L’action se situe en 1927 à Shanghai. C’est une période de troubles incessants pour la Chine, pays morcelé en plusieurs territoires sous la coupe de seigneurs de la guerre. Parmi les forces concurrentes, le jeune parti communiste chinois fait alliance avec le Kuomintang de Tchang Kaï-Chek à Shanghai pour libérer la ville. Parmi ces communistes figurent Kyo, May, Katow, Hemmelrich et Tchen. Ces derniers ont un besoin criant d’armes pour mener à bien leur soulèvement. Ils mettent la main sur la cargaison d’un bateau ancré dans le port. L’insurrection démarre le lendemain, et les groupes communistes prennent possession de l’ensemble de la ville. Les Européens des concessions internationales observent ces changements avec intérêt ou crainte. Parmi ceux-ci se trouve Ferral, un ancien ministre français qui dirige un important groupe industriel et qui va manœuvrer en faveur du Kuomintang pour essayer de sauver ses actifs. Le Kuomintang entre dans la ville et demande bien vite la remise des armes par les communistes. Kyo va demander des instructions dans la ville de Han Kéou mais revient avec l’interdiction d’un nouveau soulèvement ? Certains communistes, dont Tchen, veulent passer outre et préparent un attentat contre Tchang Kaï-Chek, qui échoue.

La répression s’abat sur les communistes, qui sont traqués partout dans la ville. Malgré les avertissements, Kyo est pris par la police nationaliste, et malgré une intercession du baron Clappique sur les insistances de son père Gisors, ne peut être libéré. Des permanences communistes sont prises d’assaut. Si Katow est fait prisonnier lors de l’un de ces derniers, Hemmelrich peut s’échapper. Tchen tente un attentat suicide. Kyo, sachant que la torture attend les captifs, se suicide mais Katow offre sa pilule de cyanure à deux compagnons. D’autres communistes ou personnages liés à eux arrivent à échapper à la répression et Ferral rentre en France où il échoue à sauver le Consortium qu’il dirige.

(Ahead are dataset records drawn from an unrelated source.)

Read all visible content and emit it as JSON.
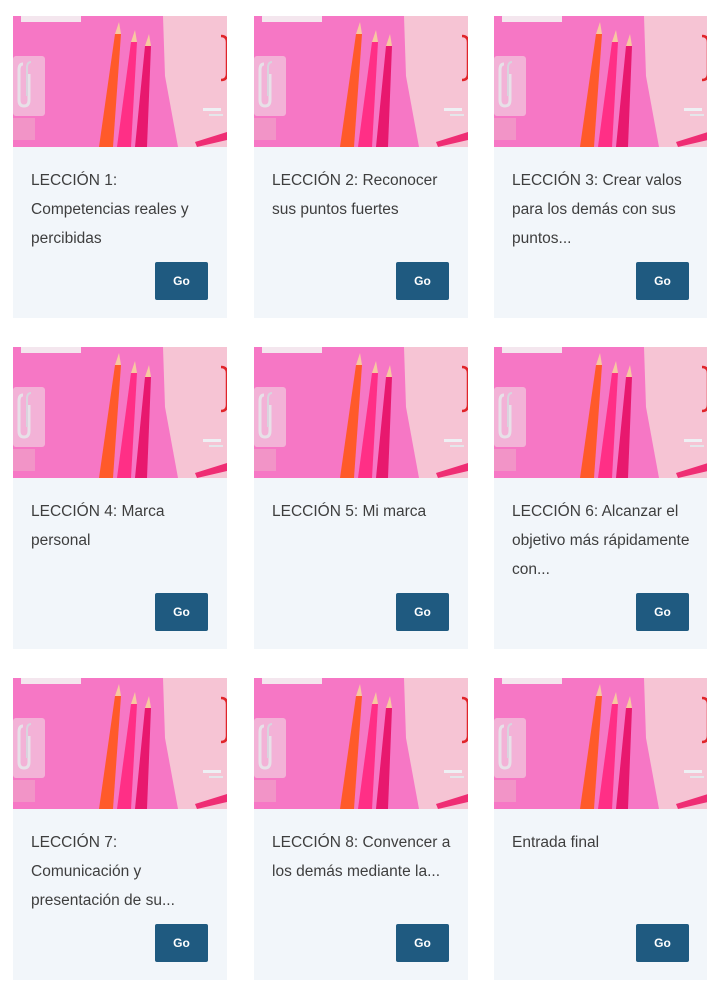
{
  "lessons": [
    {
      "title": "LECCIÓN 1: Competencias reales y percibidas",
      "button": "Go"
    },
    {
      "title": "LECCIÓN 2: Reconocer sus puntos fuertes",
      "button": "Go"
    },
    {
      "title": "LECCIÓN 3: Crear valos para los demás con sus puntos...",
      "button": "Go"
    },
    {
      "title": "LECCIÓN 4: Marca personal",
      "button": "Go"
    },
    {
      "title": "LECCIÓN 5: Mi marca",
      "button": "Go"
    },
    {
      "title": "LECCIÓN 6: Alcanzar el objetivo más rápidamente con...",
      "button": "Go"
    },
    {
      "title": "LECCIÓN 7: Comunicación y presentación de su...",
      "button": "Go"
    },
    {
      "title": "LECCIÓN 8: Convencer a los demás mediante la...",
      "button": "Go"
    },
    {
      "title": "Entrada final",
      "button": "Go"
    }
  ],
  "colors": {
    "card_background": "#f2f6fa",
    "button_background": "#1f5a80",
    "title_text": "#3e3e3e",
    "thumb_pink": "#f46fc0"
  },
  "thumbnail_icon": "pink-pencils-desk-photo"
}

Le roman exprime une sympathie assez claire pour les communistes que l’on suit, mais cette sympathie n’est pas pour autant sans limite. En contrepoint, la critique du capitalisme financier et colonial finissant est-elle aussi très fine, et elle se fait sans tout calquer sur le personnage de Ferral, dont la volonté de contrôle se trouve in fine mise en échec. La personne de l’auteur est visible de deux manières dans ce roman. La première, c’est que l’on sent très clairement que l’expérience personnelle d’A. Malraux sert de soubassement, avec sa connaissance de l’Indochine mais aussi sa proximité avec la Chine (il refuse, au contraire d’un ami, d’aller en Chine participer à la guerre civile). La seconde, c’est que ce roman annonce d’une certaine façon ses engagements futurs, non plus intellectuels, mais physiques, en faveur des Républicains en Espagne et dans la Résistance (plus comme figure de proue que comme commandant opérationnel, et avec énormément de réserves quant à ses états de service). Les descriptions sont crues, on nous épargne peu de choses de la charnalité de la mort. La question du destin que l’on se choisit est absolument centrale dans cette œuvre et tous les personnages apportent une réponse différente à la question « Quelle est ma liberté ?».

Le lecteur est aussi mis à contribution pour couvrir les ellipses ou interpréter les demi-mots, mais il faut dire que c’est très bien fait et que la réputation de qualité de l’ouvrage n’est à notre sens pas exagérée. Stylistiquement, il n’y a pas un moment de faiblesse, et nous n’avons rencontré aucune difficulté, et plutôt même le contraire, une certaine réticence à reposer le livre.